J’ai raconté autre part comment, pour peindre un des personnages
de son roman, Mondaine, et décrire les procédés de l’émail, Fauteur
avait vécu dans la compagnie de Grandhomme et de Garnier et avait
passé des journées d’étude avec eux dans leur atelier de la rue
Couesnon. 11 ne faudrait pas cependant chercher dans le héros du
livre, le comte de Canoël, un portrait même arrangé de Grandhomme,
ce n’est pas lui qui a posé : l'émailleur-gentilhomme, l'artiste qui
délaisse son luxueux hôtel pour l’atelier du faubourg, c’est Popelin.
Le romancier avait connu Claudius Popelin et s’était lié d’amitié
avec lui, au temps où celui-ci faisait à Arères ses premières tentatives
d'émail; il avait vu passer devant les fours une figure gracieuse qui
lui avait inspiré sa charmante création de Lolieu.
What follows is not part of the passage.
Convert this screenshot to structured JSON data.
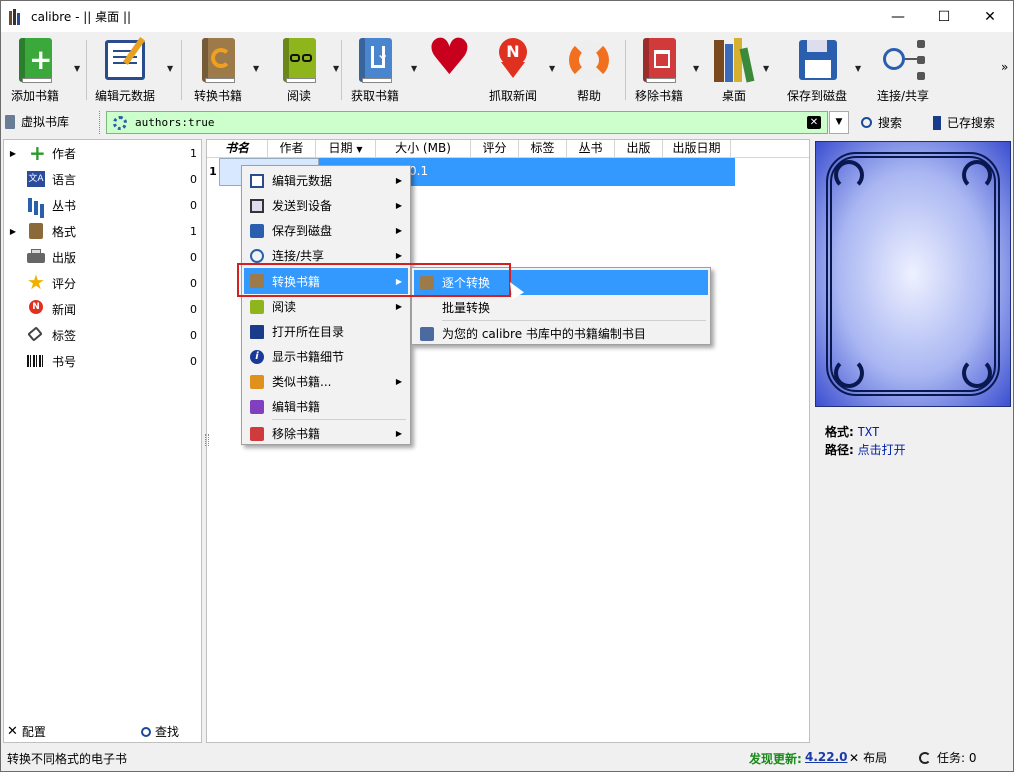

Plus de vingt ans se
sont écoulés entre ces souvenirs et l’apparition du roman; les
impressions se sont modifiées, mais l’idée originale est là, et il n’y
a aucune indiscrétion à le dire.
Grandhomme et Meyer étaient devenus vite les fournisseurs
attitrés de la bijouterie; ils exécutaient avec une habileté surpre-
nante de précieuses plaquettes qui sont comme un diminutif des
vieux émaux limousins. Aucun peintre plus qu’eux n’a réussi dans
cet art délicat, toutes les imitations qu’on en a faites restent infé-
rieures, et leurs émaux acquerront un jour une grande valeur.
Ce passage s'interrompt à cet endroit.